We’d all be forgiven for imagining that TechCrunch Disrupt and the DEMO Conference were the only regularly held innovation competition events worth talking about, as far as the tech media were concerned. So imagine my surprise…
…when I turned up at an innovation competition which I had never heard of, primarily because, as far as I could tell, it had no coverage in any of the usual places that report on the startup scene.
“So what?” You may ask, “I’ll bet the prize was much smaller than the TechCrunch Disrupt Cup‘s $50,000”. And I’ll bet the whole thing was run on a shoestring, the venue was in the middle of nowhere and the entrants were mostly no-hopers.
Well, let’s see now: it had multiple prize funds amounting to over three quarters of a million dollars, with individual future prize funds targeting five million dollars, so I expect I now have your full attention.

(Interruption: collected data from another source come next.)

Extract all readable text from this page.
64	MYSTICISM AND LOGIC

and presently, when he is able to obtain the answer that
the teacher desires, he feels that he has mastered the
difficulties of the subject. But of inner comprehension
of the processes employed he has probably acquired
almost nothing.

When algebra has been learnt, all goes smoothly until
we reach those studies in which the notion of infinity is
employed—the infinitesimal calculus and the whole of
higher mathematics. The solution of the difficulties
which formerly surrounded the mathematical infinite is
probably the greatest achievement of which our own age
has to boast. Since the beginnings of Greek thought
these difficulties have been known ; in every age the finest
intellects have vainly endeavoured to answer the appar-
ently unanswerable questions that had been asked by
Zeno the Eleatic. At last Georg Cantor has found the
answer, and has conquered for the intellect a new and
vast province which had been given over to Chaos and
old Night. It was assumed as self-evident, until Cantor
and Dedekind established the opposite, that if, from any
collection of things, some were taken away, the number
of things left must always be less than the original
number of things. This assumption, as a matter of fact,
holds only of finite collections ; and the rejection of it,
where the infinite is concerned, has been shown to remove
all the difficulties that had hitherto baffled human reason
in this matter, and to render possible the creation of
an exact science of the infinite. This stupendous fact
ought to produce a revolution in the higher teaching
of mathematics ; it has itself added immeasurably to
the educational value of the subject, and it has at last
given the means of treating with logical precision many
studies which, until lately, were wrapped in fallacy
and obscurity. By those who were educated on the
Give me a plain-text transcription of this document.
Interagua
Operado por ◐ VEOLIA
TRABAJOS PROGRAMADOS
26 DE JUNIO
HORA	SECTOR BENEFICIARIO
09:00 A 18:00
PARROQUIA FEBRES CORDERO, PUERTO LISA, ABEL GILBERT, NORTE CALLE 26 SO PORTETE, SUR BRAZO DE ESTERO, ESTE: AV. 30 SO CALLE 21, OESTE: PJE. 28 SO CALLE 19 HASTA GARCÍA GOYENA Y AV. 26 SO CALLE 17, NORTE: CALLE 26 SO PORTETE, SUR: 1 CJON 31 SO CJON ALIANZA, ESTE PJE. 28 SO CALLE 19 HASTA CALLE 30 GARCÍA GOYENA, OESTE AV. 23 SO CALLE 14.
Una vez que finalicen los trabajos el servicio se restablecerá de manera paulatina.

In addition, this event was pretty big, with an impressive list of ‘household name’ participants from the fields of Venture Capital (including Kleiner Perkins) industry (including BAE Systems) and numerous notable government representatives from the UK, US and EU to name but three (and there were more).
It had regional finals held far and wide (US, Australia and London) and the finale that I attended was a culmination of four different full-scale international innovation competitions.
It was called PitchLive London 2011, hosted by OmniCompete on the 24th and 25th of October at the Business Design Centre.
I have done a ‘scorecard’ type of review of it here.
Despite all this, I have to admit I was still quite sceptical at the outset. I was asking myself: is this really going to (as Steve Jobs advocated, in the context of innovation) ‘put a ding in the universe’?
Are innovation competitions really where the action is? Although I am still a bit reticent about answering that question, I have to say this: aspirations among the general public towards being a participant in the startup scene are still way, way below their real potential, and I’m convinced that this is as a result of a ‘cultural vacancy’ (i.e., it’s not an issue in Silicon Valley).
Can this particular kind of competition on its own fully address this problem? Of course not.
But the essential service that competitions like PitchLive unquestionably perform is to provide a platform for legitimising participation among larger organisations (as sponsors, investors and proponents of startup based innovation) rather than merely leaving ‘lip service to Open Innovation’ as the Minimum Viable Product of those organisations’ Innovators Dilemmas.
My scepticism regarding ‘new kinds of startup competitions’ is beginning to fade.
I’m not sure that there is anything ‘better’ than startup competitions, as far as raising awareness of the under-subscribed and largely untapped value that ‘startup facilitation’ represents, but I do think that there needs to be a (much?) wider variety of different kinds of startup events, and the fact that this one has quite a different ‘feel’ to the ones that currently get most of the attention is definitely a good thing.
My view from here onwards? Bring ’em on.